Black Depth in Red-black Tree?

Wikipedia's Red-black tree states the last property of a Red-black tree:

Every path from a given node to any of its descendant NIL nodes contains the same number of black nodes. Some definitions: the number of black nodes from the root to a node is the node's black depth; the uniform number of black nodes in all paths from root to the leaves is called the black-height of the red–black tree

I'm not understanding this property. So, looking at this tree from the above Wikipedia article: What is this field's value for the 8 tree, i.e. Root (13) -> 8?

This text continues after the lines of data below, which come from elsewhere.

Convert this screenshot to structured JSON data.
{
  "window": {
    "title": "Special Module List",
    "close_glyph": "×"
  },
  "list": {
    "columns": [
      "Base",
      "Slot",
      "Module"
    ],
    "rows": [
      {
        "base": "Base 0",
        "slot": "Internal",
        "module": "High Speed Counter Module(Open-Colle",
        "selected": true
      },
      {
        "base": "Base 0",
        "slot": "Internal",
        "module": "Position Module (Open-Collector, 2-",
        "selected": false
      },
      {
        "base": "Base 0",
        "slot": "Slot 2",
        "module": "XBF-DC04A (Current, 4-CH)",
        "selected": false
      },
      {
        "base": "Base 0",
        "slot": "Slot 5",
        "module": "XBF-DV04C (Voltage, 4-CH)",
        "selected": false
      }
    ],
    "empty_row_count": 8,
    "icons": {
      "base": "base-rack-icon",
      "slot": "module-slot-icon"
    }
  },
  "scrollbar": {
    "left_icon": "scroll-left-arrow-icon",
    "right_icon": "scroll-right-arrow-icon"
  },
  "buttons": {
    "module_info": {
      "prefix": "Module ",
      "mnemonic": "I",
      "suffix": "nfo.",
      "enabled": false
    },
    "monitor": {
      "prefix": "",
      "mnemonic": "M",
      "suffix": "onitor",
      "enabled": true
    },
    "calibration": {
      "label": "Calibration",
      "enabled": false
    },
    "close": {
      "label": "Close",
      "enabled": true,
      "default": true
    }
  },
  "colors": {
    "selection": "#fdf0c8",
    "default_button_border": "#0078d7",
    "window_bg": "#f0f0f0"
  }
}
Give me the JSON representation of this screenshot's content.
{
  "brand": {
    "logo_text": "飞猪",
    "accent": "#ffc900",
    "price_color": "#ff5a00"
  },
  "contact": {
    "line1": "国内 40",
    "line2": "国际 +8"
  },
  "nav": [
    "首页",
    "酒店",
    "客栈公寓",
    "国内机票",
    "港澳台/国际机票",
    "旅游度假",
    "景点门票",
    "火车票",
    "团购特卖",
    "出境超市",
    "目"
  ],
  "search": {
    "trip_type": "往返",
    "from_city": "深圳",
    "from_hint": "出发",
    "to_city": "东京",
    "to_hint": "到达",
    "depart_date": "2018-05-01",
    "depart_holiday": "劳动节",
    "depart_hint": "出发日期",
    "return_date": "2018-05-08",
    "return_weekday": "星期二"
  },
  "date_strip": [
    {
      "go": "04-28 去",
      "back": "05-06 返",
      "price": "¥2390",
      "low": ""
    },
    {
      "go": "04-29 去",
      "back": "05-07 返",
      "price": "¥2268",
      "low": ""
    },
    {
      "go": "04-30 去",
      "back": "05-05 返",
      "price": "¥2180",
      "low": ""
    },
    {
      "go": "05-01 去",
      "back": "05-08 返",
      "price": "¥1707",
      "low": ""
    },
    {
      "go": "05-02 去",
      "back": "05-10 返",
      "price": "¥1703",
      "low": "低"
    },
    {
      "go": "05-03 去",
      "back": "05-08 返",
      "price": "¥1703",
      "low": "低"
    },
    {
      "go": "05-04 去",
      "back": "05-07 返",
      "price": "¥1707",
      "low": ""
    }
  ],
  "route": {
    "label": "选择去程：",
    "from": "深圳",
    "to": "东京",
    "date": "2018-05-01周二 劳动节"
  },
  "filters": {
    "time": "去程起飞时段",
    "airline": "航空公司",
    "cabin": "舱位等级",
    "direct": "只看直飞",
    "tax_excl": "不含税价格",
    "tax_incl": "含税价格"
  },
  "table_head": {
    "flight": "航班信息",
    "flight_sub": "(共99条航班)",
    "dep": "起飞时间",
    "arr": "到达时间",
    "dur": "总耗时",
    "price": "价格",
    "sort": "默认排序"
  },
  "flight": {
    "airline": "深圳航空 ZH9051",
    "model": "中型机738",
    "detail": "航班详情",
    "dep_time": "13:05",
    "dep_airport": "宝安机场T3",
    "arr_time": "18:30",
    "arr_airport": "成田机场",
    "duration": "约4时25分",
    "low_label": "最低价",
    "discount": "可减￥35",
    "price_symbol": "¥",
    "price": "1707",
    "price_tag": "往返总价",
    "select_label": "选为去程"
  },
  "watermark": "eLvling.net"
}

How about for 15, i.e. Root (13) -> 7 -> 15?

When providing an answer, please also explain the why of that number.

• The definition you quote concerns "Every path from a given node to any of its descendant NIL nodes", but you ask about "this field's value" for paths 13 -> 8 and 13 -> 7 -> 15 that are not of such a form. I'm not sure what you are asking. Probably you meant 17 in place of 7. – hardmath Mar 6 '16 at 16:51

From the definitions:

The number of black nodes from the root to a node is the node's black depth.

Let's use $d(n)$ for the black depth of a node $n$. So $d(8) = 1$, for example, because one node is black along the path $13 \to 8$ (namely node $13$). Similarly $d(15)=2$ because along the path $13 \to 17 \to 15$, two nodes ($13$ and $15$) are black.

The uniform number of black nodes in all paths from root to the leaves is called the black-height of the red–black tree.

The black-height of the tree here is $3$ because $d(n)=3$ whenever $n$ is NIL.

In red-black tree you know: that black-depth is permanent for every two child in the tree. For example:

8:

We have two children's $1$ and $11$ and for them we know that black-depth($1$) = black-depth($11$)=$2$.